Drivers who go through commercial driver’s license training and obtain their license would have learned the rules and regulations imposed on the truck operators. This education includes proper driving and handling of commercial vehicles, as well as their hours-of-service limitations. New, or even those who are more experienced, truckers may be unclear of specific rules and can find themselves accidentally committing a trucking violation. For example, the driver should understand and use personal conveyance appropriately at their discretion. Abusing their personal conveyance can be caught by a DOT inspector and will result in a violation.
Referring to ELDs
Electronic logging devices, or ELDs, are found in nearly all commercial vehicles. This piece of trucking technology automatically tracks hours-of-service, miles driven, speed limit, and stops. Tampering with the logged information is prohibited to prevent false reporting. Before these devices were required in most vehicles, many companies would face a trucking violation for not having current or up-to-date logs of hours driven by truckers.

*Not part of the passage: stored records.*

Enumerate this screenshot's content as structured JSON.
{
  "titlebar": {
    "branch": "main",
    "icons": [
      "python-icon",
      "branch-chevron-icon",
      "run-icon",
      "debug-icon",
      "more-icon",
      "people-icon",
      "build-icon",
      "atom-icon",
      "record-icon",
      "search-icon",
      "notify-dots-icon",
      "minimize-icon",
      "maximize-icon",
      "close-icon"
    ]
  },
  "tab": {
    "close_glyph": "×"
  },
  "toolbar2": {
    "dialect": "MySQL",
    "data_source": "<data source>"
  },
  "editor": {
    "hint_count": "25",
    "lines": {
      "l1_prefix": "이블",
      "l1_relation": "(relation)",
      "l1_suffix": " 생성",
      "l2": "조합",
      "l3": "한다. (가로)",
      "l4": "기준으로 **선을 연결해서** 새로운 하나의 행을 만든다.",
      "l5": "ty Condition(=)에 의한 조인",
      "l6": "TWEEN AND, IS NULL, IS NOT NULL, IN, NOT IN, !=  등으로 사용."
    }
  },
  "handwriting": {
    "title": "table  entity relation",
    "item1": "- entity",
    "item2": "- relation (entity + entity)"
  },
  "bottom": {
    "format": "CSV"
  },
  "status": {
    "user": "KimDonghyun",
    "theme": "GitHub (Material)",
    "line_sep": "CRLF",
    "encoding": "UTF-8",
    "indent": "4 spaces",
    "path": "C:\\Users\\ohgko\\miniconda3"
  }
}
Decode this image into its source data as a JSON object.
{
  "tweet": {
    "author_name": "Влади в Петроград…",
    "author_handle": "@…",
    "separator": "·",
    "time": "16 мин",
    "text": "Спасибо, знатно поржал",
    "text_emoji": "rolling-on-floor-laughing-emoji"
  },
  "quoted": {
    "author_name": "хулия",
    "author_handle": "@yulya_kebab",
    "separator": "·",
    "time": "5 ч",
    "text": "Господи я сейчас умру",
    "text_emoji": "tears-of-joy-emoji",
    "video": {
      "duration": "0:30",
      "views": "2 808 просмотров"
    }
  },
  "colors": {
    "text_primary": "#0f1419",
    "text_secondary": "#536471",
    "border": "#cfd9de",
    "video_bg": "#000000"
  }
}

Companies that keep records of their drivers’ performance through metrics gathered from ELDs can take the proper steps to address negative driving behavior. Are some drivers speeding or hard-braking too often? Bring this information to light with them to make them more conscientious of their driving next time they are on the road.
Don’t Skip on Inspections
Improperly maintained vehicles or not having the necessary paperwork on hand at routine stops can be grounds for trucking violations. Conducting pre-trip and post-trip inspections can catch vehicular violations, such as broken headlights, turn signals, or windshields before truckers get fined. These inspections may even detect other avoidable vehicle issues that might result in the truck breaking down. Checks can be even more critical to avoid trucking violations from specialized deliveries, such as not having all the proper documentation and identification for delivering hazardous materials. While regular inspections are part of the job, fleet owners can conduct mock inspections at any time to check that everything is compliant with regulations.